Mortimer récupère un étrange appareil, le "chronoscaphe", en héritage de son vieil ennemi le professeur Miloch. Mais ce dernier n'avait-il vraiment plus de rancune envers son confrère ?
Type : franco-belge Parution : 1962 Scénario : Edgar P. Jacobs Dessins : Edgar P. Jacobs Série : Blake et Mortimer Genre : Science-Fiction, Aventure
6e volume de la saga et 2e des aventures françaises du duo so british, le Piège diabolique suit chronologiquement les évènements ayant survenus dans l'album S.O.S. Météores (que je n'ai toujours pas lu...). Le professeur Miloch, qui était un antagoniste dans le volume précédent, vient de décéder et lègue à Mortimer une vielle bicoque dans le Val d'Oise mais surtout son invention révolutionnaire : le chronoscaphe, une machine à voyager dans le temps.
Tête de bourrique comme à son habitude, Mortimer, qui c'est rendu seul au labo, décide de tenter l'expérience sans plus de précautions. C'est alors que se déclenche le Piège diabolique du professeur Miloch, le sélecteur temporel déréglé fait voyager Mortimer d'époque en époque sans qu'il puisse en avoir le contrôle. Notre ami parviendra-t-il a revenir dans le présent ?
L'archétype de l'aventure à travers le temps
Je ne sais pas si E.P. Jacobs a été le précurseur dans le domaine du voyage dans le temps, je pense que non mais je n'ai pas envie de faire des recherches en ce sens. En tout cas pour moi, cette BD fut mon premier contact avec les aventures de Blake et Mortimer (ce qui remonte à 15-20 ans déjà) et aussi ma première rencontre avec le voyage dans le temps.
L'aventure suit étonnement ce qu'on peut considérer comme un archétype du voyage dans le temps :
- la préhistoire et ses dinosaures
- le Moyen-Âge et ses chevaliers
- le futur et ses avancées technologiques
Néanmoins au fur et à mesure, le traitement de chaque période ne suit pas le modus operandi standard :
L'aventure dans la préhistoire confronte le professeur aux géants à sang-froid avec le classique Tyrannosaure et le vol de Pteranodons.

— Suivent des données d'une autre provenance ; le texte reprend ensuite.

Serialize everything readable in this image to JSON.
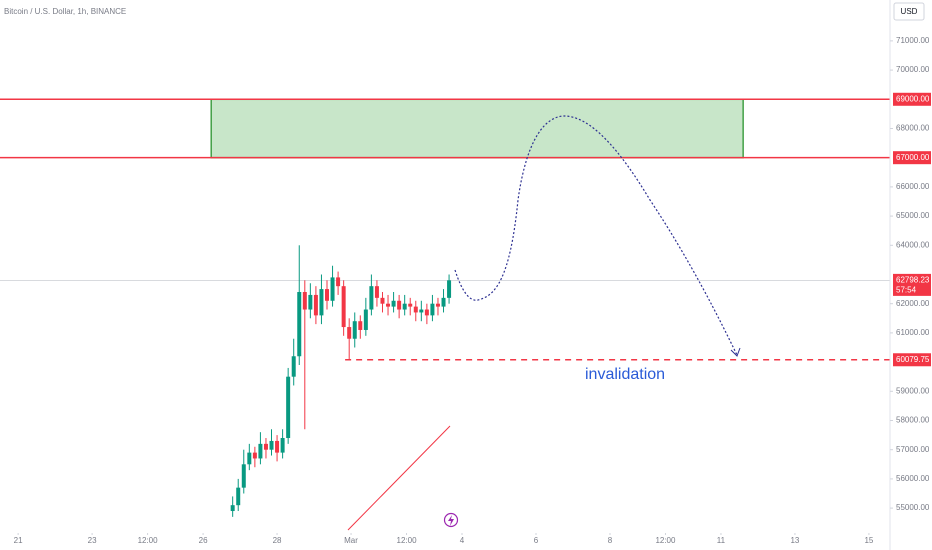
{
  "chart_data": {
    "type": "candlestick",
    "title": "Bitcoin / U.S. Dollar, 1h, BINANCE",
    "currency": "USD",
    "up_color": "#089981",
    "down_color": "#f23645",
    "x": [
      5.8,
      5.95,
      6.1,
      6.25,
      6.4,
      6.55,
      6.7,
      6.85,
      7.0,
      7.15,
      7.3,
      7.45,
      7.6,
      7.75,
      7.9,
      8.05,
      8.2,
      8.35,
      8.5,
      8.65,
      8.8,
      8.95,
      9.1,
      9.25,
      9.4,
      9.55,
      9.7,
      9.85,
      10.0,
      10.15,
      10.3,
      10.45,
      10.6,
      10.75,
      10.9,
      11.05,
      11.2,
      11.35,
      11.5,
      11.65
    ],
    "open": [
      54900,
      55100,
      55700,
      56500,
      56900,
      56700,
      57200,
      57000,
      57300,
      56900,
      57400,
      59500,
      60200,
      62400,
      61800,
      62300,
      61600,
      62500,
      62100,
      62900,
      62600,
      61200,
      60800,
      61400,
      61100,
      61800,
      62600,
      62200,
      62000,
      61900,
      62100,
      61800,
      62000,
      61900,
      61700,
      61800,
      61600,
      62000,
      61900,
      62200
    ],
    "high": [
      55400,
      56000,
      57000,
      57200,
      57100,
      57600,
      57400,
      57700,
      57500,
      57700,
      59800,
      60800,
      64000,
      62800,
      62700,
      62600,
      63000,
      62800,
      63300,
      63100,
      62800,
      61500,
      61700,
      61600,
      62200,
      63000,
      62800,
      62400,
      62300,
      62400,
      62300,
      62300,
      62200,
      62100,
      62100,
      62000,
      62300,
      62200,
      62500,
      63000
    ],
    "low": [
      54700,
      54900,
      55500,
      56300,
      56400,
      56500,
      56700,
      56800,
      56600,
      56700,
      57200,
      59200,
      59900,
      57700,
      61500,
      61300,
      61300,
      61800,
      61900,
      62300,
      60900,
      60100,
      60500,
      60800,
      60900,
      61600,
      61900,
      61700,
      61600,
      61700,
      61500,
      61600,
      61600,
      61400,
      61400,
      61300,
      61400,
      61600,
      61700,
      62000
    ],
    "close": [
      55100,
      55700,
      56500,
      56900,
      56700,
      57200,
      57000,
      57300,
      56900,
      57400,
      59500,
      60200,
      62400,
      61800,
      62300,
      61600,
      62500,
      62100,
      62900,
      62600,
      61200,
      60800,
      61400,
      61100,
      61800,
      62600,
      62200,
      62000,
      61900,
      62100,
      61800,
      62000,
      61900,
      61700,
      61800,
      61600,
      62000,
      61900,
      62200,
      62798.23
    ],
    "last_price": 62798.23,
    "countdown": "57:54",
    "xlim": [
      -0.49,
      23.57
    ],
    "ylim": [
      54250,
      72400
    ],
    "xticks": [
      {
        "value": 0,
        "label": "21"
      },
      {
        "value": 2,
        "label": "23"
      },
      {
        "value": 3.5,
        "label": "12:00"
      },
      {
        "value": 5,
        "label": "26"
      },
      {
        "value": 7,
        "label": "28"
      },
      {
        "value": 9,
        "label": "Mar"
      },
      {
        "value": 10.5,
        "label": "12:00"
      },
      {
        "value": 12,
        "label": "4"
      },
      {
        "value": 14,
        "label": "6"
      },
      {
        "value": 16,
        "label": "8"
      },
      {
        "value": 17.5,
        "label": "12:00"
      },
      {
        "value": 19,
        "label": "11"
      },
      {
        "value": 21,
        "label": "13"
      },
      {
        "value": 23,
        "label": "15"
      }
    ],
    "yticks": [
      {
        "value": 71000,
        "label": "71000.00"
      },
      {
        "value": 70000,
        "label": "70000.00"
      },
      {
        "value": 68000,
        "label": "68000.00"
      },
      {
        "value": 66000,
        "label": "66000.00"
      },
      {
        "value": 65000,
        "label": "65000.00"
      },
      {
        "value": 64000,
        "label": "64000.00"
      },
      {
        "value": 62000,
        "label": "62000.00"
      },
      {
        "value": 61000,
        "label": "61000.00"
      },
      {
        "value": 59000,
        "label": "59000.00"
      },
      {
        "value": 58000,
        "label": "58000.00"
      },
      {
        "value": 57000,
        "label": "57000.00"
      },
      {
        "value": 56000,
        "label": "56000.00"
      },
      {
        "value": 55000,
        "label": "55000.00"
      }
    ],
    "levels": [
      {
        "value": 69000,
        "label": "69000.00",
        "color": "#f23645",
        "style": "solid",
        "x_start": -0.49
      },
      {
        "value": 67000,
        "label": "67000.00",
        "color": "#f23645",
        "style": "solid",
        "x_start": -0.49
      },
      {
        "value": 60079.75,
        "label": "60079.75",
        "color": "#f23645",
        "style": "dashed",
        "x_start": 8.84
      }
    ],
    "zone": {
      "top": 69000,
      "bottom": 67000,
      "x_start": 5.22,
      "x_end": 19.6,
      "color": "#c8e6c9",
      "border": "#43a047"
    },
    "annotation": "invalidation"
  }
}
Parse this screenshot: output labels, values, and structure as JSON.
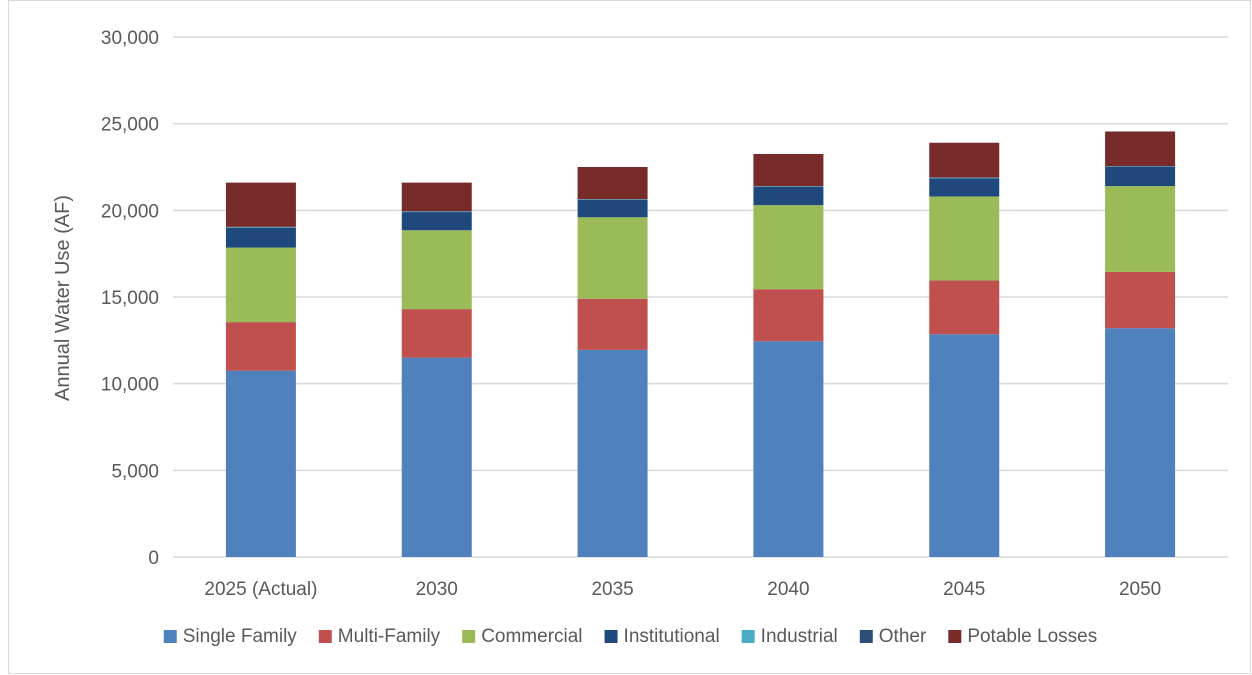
{
  "chart_data": {
    "type": "bar",
    "stacked": true,
    "title": "",
    "xlabel": "",
    "ylabel": "Annual Water Use (AF)",
    "ylim": [
      0,
      30000
    ],
    "yticks": [
      0,
      5000,
      10000,
      15000,
      20000,
      25000,
      30000
    ],
    "ytick_labels": [
      "0",
      "5,000",
      "10,000",
      "15,000",
      "20,000",
      "25,000",
      "30,000"
    ],
    "grid": true,
    "legend_position": "bottom",
    "categories": [
      "2025 (Actual)",
      "2030",
      "2035",
      "2040",
      "2045",
      "2050"
    ],
    "series": [
      {
        "name": "Single Family",
        "color": "#4f81bd",
        "values": [
          10750,
          11500,
          11950,
          12450,
          12850,
          13200
        ]
      },
      {
        "name": "Multi-Family",
        "color": "#c0504d",
        "values": [
          2800,
          2800,
          2950,
          3000,
          3100,
          3250
        ]
      },
      {
        "name": "Commercial",
        "color": "#9bbb59",
        "values": [
          4300,
          4550,
          4700,
          4850,
          4850,
          4950
        ]
      },
      {
        "name": "Institutional",
        "color": "#1f497d",
        "values": [
          1150,
          1050,
          1000,
          1050,
          1050,
          1100
        ]
      },
      {
        "name": "Industrial",
        "color": "#4bacc6",
        "values": [
          30,
          30,
          30,
          30,
          30,
          30
        ]
      },
      {
        "name": "Other",
        "color": "#2c4d75",
        "values": [
          20,
          20,
          20,
          20,
          20,
          20
        ]
      },
      {
        "name": "Potable Losses",
        "color": "#772c2a",
        "values": [
          2550,
          1650,
          1850,
          1850,
          2000,
          2000
        ]
      }
    ]
  }
}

L'aventure au Moyen-Âge fait s'affronter Mortimer avec un seigneur dans les terres sont en proie à une révolte paysanne puis aux paysans eux-mêmes, rugueux et superstitieux à souhait.
L'aventure dans le futur est sans conteste la plus intéressante. La première partie voit Mortimer errer dans les ruines d'une cité ravagé par les combats. J'ai trouvé cette partie particulièrement glauque et inquiétante, on ressent bien comme Mortimer le poids de la solitude et du dédale dans lequel il est.
Ses errements s'arrêtent lorsqu'il est récupéré par les restes de la civilisation humaine. Cette dernière c'est complètement anéantie (thème récurent de l'auteur) par holocauste vers 2075 et est retombé dans l'obscurantisme sauf un groupe d'asiatique qui impose l'esclavage au reste de l'humanité grâce à la technologie qu'il a pu conserver (à nouveau le thème du "péril jaune" récurrent de l'auteur).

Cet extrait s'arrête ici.